1 #include<iostream> 2 using namespace std; 3 int n; 4 void print(int *a) 5 { 6 for(int i=0;i<n;i++) 7 { 8 cout<<a[i]<<" "; 9 } 10 cout<<endl; 11 } 12 void merge(int *a,int *t,int begin,int mid,int end) 13 { 14 int xb=begin; 15 int b=begin; 16 int e=mid+1; 17 while(b<=mid&&e<=end) 18 { 19 if(a[b]<=a[e]) 20 { 21 t[xb++]=a[b++]; 22 } 23 else 24 { 25 t[xb++]=a[e++]; 26 } 27 }/*The total finished recording first side, left side as well, so even continue entering * / 28 the while (B <= MID) 29 { 30 T [XB ++] = A [B ++ ]; 31 is } 32 the while (E <= End ) 33 is { 34 is T [XB ++] = A [E ++ ]; 35 } 36 / * final step * / 37 [ for ( int I = the begin; I <= End; I ++ ) 38 is { 39 A [I] = [I] T ; 40 } 41 is } 42 is void msort ( int* A, int * T, int the begin, int End) 43 is { 44 is IF (the begin> = End) 45 { 46 is return ; / * do not meet the specifications can not be sorted * / 47 } 48 the else 49 { 50 int MID = (the begin + End) / 2 ; / * with mid to be sorted array is divided into two parts * / 51 is msort (A, T, the begin, mid); 52 is msort (A, T, mid + . 1 , End); 53 is Merge (A, T, the begin, MID, End); / * post-merge sorted to* / 54 is } 55 } 56 is void mergesort ( int * A) / * Package at * / 57 is { 58 int * T; 59 T = new new int [n-]; 60 msort (A, T, 0 , N- . 1 ); 61 is Free (T); 62 is } 63 is int main () 64 { 65 COUT << " next enter the problem size n-\ n- " ; 66 CIN >> n-; 67 int *A; 68 A = new new int [n]; 69 COUT << " next enter digits n \ n " ; 70 for ( int I = 0 ; I <n; I ++ ) 71 is { 72 CIN >> A [I] ; 73 is } 74 mergesort (a); 75 COUT << " below are the results sorted \ n- " ; 76 Print (a); 77 } 78 / * 79 16 80 . 11 33 is 0. 3 -4 -5 222 45 111 - 2. 8. 6. 7 516 789 84 81 * /
Recursive writing is easy Well, there are enough ideas to write, first to meet an array of sequence length is divided into two parts, the two parts can then have a recursive call, the two parts are calling the end, like the last merger, the combined use of merge function, you can combine a closer look at the code and comments.
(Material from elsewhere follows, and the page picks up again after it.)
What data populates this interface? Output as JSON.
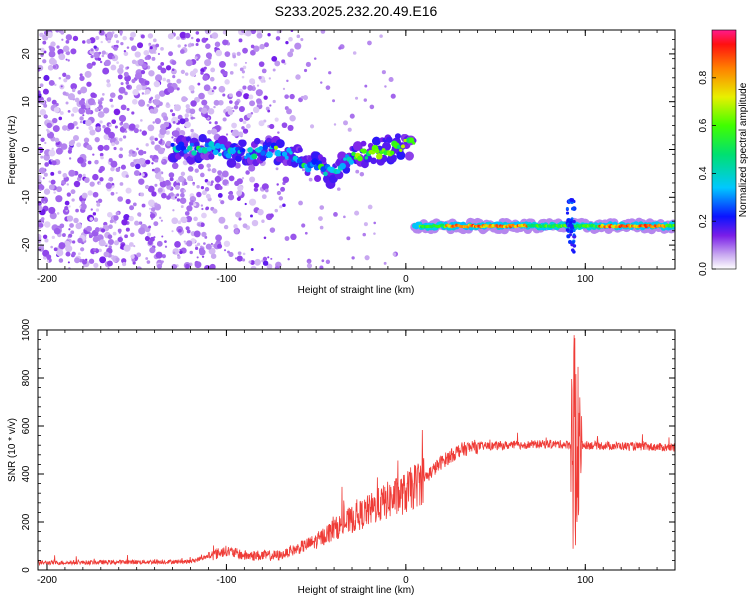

1 #include<iostream> 2 using namespace std; 3 int n; 4 void print(int *a) 5 { 6 for(int i=0;i<n;i++) 7 { 8 cout<<a[i]<<" "; 9 } 10 cout<<endl; 11 } 12 void merge(int *a,int *t,int begin,int mid,int end) 13 { 14 int xb=begin; 15 int b=begin; 16 int e=mid+1; 17 while(b<=mid&&e<=end) 18 { 19 if(a[b]<=a[e]) 20 { 21 t[xb++]=a[b++]; 22 } 23 else 24 { 25 t[xb++]=a[e++]; 26 } 27 }/*The total finished recording first side, left side as well, so even continue entering * / 28 the while (B <= MID) 29 { 30 T [XB ++] = A [B ++ ]; 31 is } 32 the while (E <= End ) 33 is { 34 is T [XB ++] = A [E ++ ]; 35 } 36 / * final step * / 37 [ for ( int I = the begin; I <= End; I ++ ) 38 is { 39 A [I] = [I] T ; 40 } 41 is } 42 is void msort ( int* A, int * T) 43 is { 44 is int S = . 1 ; 45 int Times = . 1 ; 46 is int I; 47 the while (S < n-) 48 { 49 I = 0 ; 50 for (I = 0 ; I + 2 * S <n-; I = I + 2 * s) / * two cycles, each of the ordered sequence of length 2 * s, and then merge with the original input array * / 51 is { 52 is int MID = (I + I + 2 * S- 1 ) / 2; 53 merge(a,t,i,mid,i+2*s-1); 54 } 55 int mid=(i+n-1)/2; 56 merge(a,t,i,mid,n-1); 57 s*=2; 58 times++; 59 } 60 merge(a,t,0,s/2-1,n-1); 61 } 62 void mergeSort(int *a) 63 { 64 int * T; 65 T = new new int [n-]; 66 msort (A, T); 67 Free (T); 68 } 69 int main () 70 { 71 is COUT << " next enter the problem size n \ n " ; 72 CIN >> n; 73 is int * A; 74 A = new new int [n]; 75 COUT << " next enter digits n \ n " ; 76 for ( int I = 0; I <n-; I ++ ) 77 { 78 CIN >> A [I]; 79 } 80 mergesort (A); 81 COUT << " Below are the results sorted \ n- " ; 82 Print (A); 83 } 84 / * 85 . 19 86 . 11 330-5-4345222 111-7895162687 -28 -45 -456 84 87 * /
Here the wording is iterative, because it is iterative, so with two cycles, the first cycle which two adjacent ordered, then the adjacent four ordered. . . Until the maximum power is less than or equal to n 2. Taking into account necessarily exactly n is a power of 2, the layer 2 loop ends, and finally merge again.